If the team is estimating stories, and I'd point out that neither estimation nor story points are a part of Scrum, then the team would be estimating their effort to get the story Done. If your Definition of Done ends with ready for UAT, then I would expect the estimate to account for all work to prepare the story for UAT.

I would also hesitate against reopening stories. If you progress a Done story to UAT or production and find a new issue, create a new story to represent the work. In my experience, many Scrum Teams use stories to represent Product Backlog Items. If your story to resolve the issue is a Product Backlog Item, the Product Owner can order it among all the other features to implement and issues to resolve.

When dealing with UAT, I've found that it's best to move UAT outside of the Scrum framework. The Scrum Team is delivering to the UAT environment at least once per Sprint, and sometimes more frequently. The goal should be for UAT to find no issues that would prevent acceptance of the product. The feedback from UAT should be work the team can put on the backlog for future Sprints. If UAT is finding stopping defects, the team should use opportunities, like the Sprint Retrospective, to understand why they are putting a product of unacceptable quality in front of stakeholders and solve those problems


02:47 am May 14, 2024

If a Dev story is complete but awaiting UAT, the Dev story can be marked as complete , but cannot be lined up for Production Release.

If it isn't fit for immediate use, it isn't complete. Moreover once a piece of work is complete, the imperative is to put it to use right now, no later than the end of the Sprint in which it was developed, so empirical feedback can be obtained. 

If there is a "line up" for a  "Production Release" after the Sprint then you've got a problem, because additional work of some kind remains, and the increment is not yet Done.


07:00 am May 14, 2024
  • Stories for development(Dev) 
  • Stories for UAT 

Dev and UAT are more like status of the same story and the story can be marked done only after dev and UAT is completed.  Are you not able to move a story through all stages like dev, unit test,UAT and finally Done (ready for production) in the sprint duration of 2 weeks ?

If during UAT Story execution, the UAT testing team found issues, would it mean that we re-open the Dev Story or create a separate story to address issue that has stemmed from the UAT testing. 

Again the story will not be closed if it is in UAT and probably you will close it only when it is UAT complete (and in some cases after moving to production if your sprint ends with a Prod release). If the bug raised during UAT is a major blocker (you need to triage the defect first based on priority,severity,risk) then the Story is not done and should go back to the backlog. The bug can be raised separately and should be marked as a blocker for the story and in the retrospective discuss why this was not captured during unit testing and improve your definition of done


02:06 pm May 14, 2024

Appreciate the detailed insights all! 
It may happen that the UAT may go out of the two-week sprint as the team performing the UAT is non-dev team, and it may not be possible to impose the tight timeline of completing the UAT within those 2-week sprints.  

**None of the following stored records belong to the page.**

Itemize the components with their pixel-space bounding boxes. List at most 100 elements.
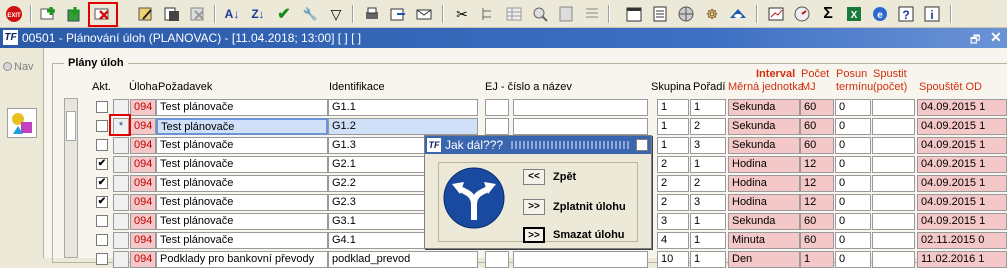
pozadavek-cell[interactable]: Test plánovače xyxy=(156,137,328,154)
print-icon[interactable] xyxy=(362,4,382,24)
pocet-cell[interactable]: 60 xyxy=(800,213,834,230)
uloha-cell[interactable]: 094 xyxy=(130,137,156,154)
poradi-cell[interactable]: 1 xyxy=(690,213,726,230)
smazat-button[interactable]: >> xyxy=(523,227,545,243)
scissors-icon[interactable]: ✂ xyxy=(452,4,472,24)
active-checkbox[interactable] xyxy=(96,234,108,246)
jednotka-cell[interactable]: Sekunda xyxy=(728,99,800,116)
pozadavek-cell[interactable]: Test plánovače xyxy=(156,194,328,211)
row-marker-cell[interactable] xyxy=(113,137,129,154)
active-checkbox[interactable] xyxy=(96,215,108,227)
active-checkbox[interactable]: ✔ xyxy=(96,177,108,189)
uloha-cell[interactable]: 094 xyxy=(130,175,156,192)
ej-name-cell[interactable] xyxy=(513,251,648,268)
ej-number-cell[interactable] xyxy=(485,251,509,268)
skupina-cell[interactable]: 1 xyxy=(657,137,689,154)
globe-icon[interactable] xyxy=(676,4,696,24)
skupina-cell[interactable]: 1 xyxy=(657,118,689,135)
pozadavek-cell[interactable]: Test plánovače xyxy=(156,99,328,116)
uloha-cell[interactable]: 094 xyxy=(130,156,156,173)
spoustet-cell[interactable]: 04.09.2015 1 xyxy=(917,175,1007,192)
spustit-cell[interactable] xyxy=(872,175,915,192)
cut-icon[interactable] xyxy=(188,4,208,24)
active-checkbox[interactable] xyxy=(96,101,108,113)
spustit-cell[interactable] xyxy=(872,232,915,249)
check-icon[interactable]: ✔ xyxy=(274,4,294,24)
zpet-button[interactable]: << xyxy=(523,169,545,185)
spoustet-cell[interactable]: 04.09.2015 1 xyxy=(917,118,1007,135)
identifikace-cell[interactable]: G1.2 xyxy=(328,118,478,135)
gauge-icon[interactable] xyxy=(792,4,812,24)
skupina-cell[interactable]: 2 xyxy=(657,175,689,192)
spoustet-cell[interactable]: 02.11.2015 0 xyxy=(917,232,1007,249)
nav-radio[interactable]: Nav xyxy=(3,61,34,73)
list-icon[interactable] xyxy=(582,4,602,24)
posun-cell[interactable]: 0 xyxy=(835,232,871,249)
posun-cell[interactable]: 0 xyxy=(835,194,871,211)
pocet-cell[interactable]: 60 xyxy=(800,118,834,135)
help-icon[interactable]: ? xyxy=(896,4,916,24)
pocet-cell[interactable]: 60 xyxy=(800,137,834,154)
row-marker-cell[interactable] xyxy=(113,251,129,268)
spoustet-cell[interactable]: 11.02.2016 1 xyxy=(917,251,1007,268)
active-checkbox[interactable] xyxy=(96,120,108,132)
posun-cell[interactable]: 0 xyxy=(835,251,871,268)
poradi-cell[interactable]: 1 xyxy=(690,156,726,173)
spoustet-cell[interactable]: 04.09.2015 1 xyxy=(917,99,1007,116)
posun-cell[interactable]: 0 xyxy=(835,213,871,230)
active-checkbox[interactable]: ✔ xyxy=(96,196,108,208)
jednotka-cell[interactable]: Sekunda xyxy=(728,137,800,154)
posun-cell[interactable]: 0 xyxy=(835,175,871,192)
pocet-cell[interactable]: 12 xyxy=(800,156,834,173)
jednotka-cell[interactable]: Den xyxy=(728,251,800,268)
uloha-cell[interactable]: 094 xyxy=(130,194,156,211)
poradi-cell[interactable]: 3 xyxy=(690,137,726,154)
pozadavek-cell[interactable]: Test plánovače xyxy=(156,232,328,249)
dialog-close-icon[interactable] xyxy=(636,139,648,151)
ie-icon[interactable]: e xyxy=(870,4,890,24)
row-marker-cell[interactable] xyxy=(113,175,129,192)
pozadavek-cell[interactable]: Test plánovače xyxy=(156,118,328,135)
edit-icon[interactable] xyxy=(136,4,156,24)
uloha-cell[interactable]: 094 xyxy=(130,251,156,268)
pozadavek-cell[interactable]: Podklady pro bankovní převody xyxy=(156,251,328,268)
poradi-cell[interactable]: 2 xyxy=(690,175,726,192)
jednotka-cell[interactable]: Hodina xyxy=(728,194,800,211)
sort-desc-icon[interactable]: Z↓ xyxy=(248,4,268,24)
uloha-cell[interactable]: 094 xyxy=(130,213,156,230)
add-copy-icon[interactable] xyxy=(64,4,84,24)
jednotka-cell[interactable]: Sekunda xyxy=(728,118,800,135)
active-checkbox[interactable]: ✔ xyxy=(96,158,108,170)
skupina-cell[interactable]: 3 xyxy=(657,213,689,230)
poradi-cell[interactable]: 1 xyxy=(690,99,726,116)
ej-number-cell[interactable] xyxy=(485,118,509,135)
row-marker-cell[interactable] xyxy=(113,213,129,230)
spoustet-cell[interactable]: 04.09.2015 1 xyxy=(917,137,1007,154)
skupina-cell[interactable]: 2 xyxy=(657,156,689,173)
uloha-cell[interactable]: 094 xyxy=(130,99,156,116)
spustit-cell[interactable] xyxy=(872,137,915,154)
zplatnit-button[interactable]: >> xyxy=(523,199,545,215)
active-checkbox[interactable] xyxy=(96,253,108,265)
info-icon[interactable]: i xyxy=(922,4,942,24)
poradi-cell[interactable]: 3 xyxy=(690,194,726,211)
shapes-icon[interactable] xyxy=(7,108,37,138)
skupina-cell[interactable]: 4 xyxy=(657,232,689,249)
sort-asc-icon[interactable]: A↓ xyxy=(222,4,242,24)
spustit-cell[interactable] xyxy=(872,118,915,135)
ej-name-cell[interactable] xyxy=(513,118,648,135)
skupina-cell[interactable]: 1 xyxy=(657,99,689,116)
poradi-cell[interactable]: 1 xyxy=(690,251,726,268)
pocet-cell[interactable]: 60 xyxy=(800,99,834,116)
jednotka-cell[interactable]: Minuta xyxy=(728,232,800,249)
poradi-cell[interactable]: 2 xyxy=(690,118,726,135)
calendar-icon[interactable] xyxy=(624,4,644,24)
pocet-cell[interactable]: 12 xyxy=(800,194,834,211)
spustit-cell[interactable] xyxy=(872,213,915,230)
spustit-cell[interactable] xyxy=(872,156,915,173)
skupina-cell[interactable]: 2 xyxy=(657,194,689,211)
excel-icon[interactable]: X xyxy=(844,4,864,24)
tools-icon[interactable]: 🔧 xyxy=(300,4,320,24)
sum-icon[interactable]: Σ xyxy=(818,4,838,24)
chart-icon[interactable] xyxy=(766,4,786,24)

I like the approach of opening new story if there are issues found in the UAT and let them flow into the backlog, but then it also defeats the whole notion of "If it isn't fit for immediate use, it isn't complete". Looks like will have to experiment a bit until we have a good structure and cadence set up.  

Thank you! 


04:42 pm May 15, 2024

I like the approach of opening new story if there are issues found in the UAT and let them flow into the backlog, but then it also defeats the whole notion of "If it isn't fit for immediate use, it isn't complete". Looks like will have to experiment a bit until we have a good structure and cadence set up.

It only breaks the notion "if it isn't fit for immediate use, it isn't complete" if you treat UAT as an inspection activity to find defects. If you are finding defects, especially critical defects that would prevent rolling out what is in UAT to production, the team is not ensuring the quality of the product. If you treat UAT defects as seriously as production defects, you can work toward enhancing your Definition of Done to prevent those defects.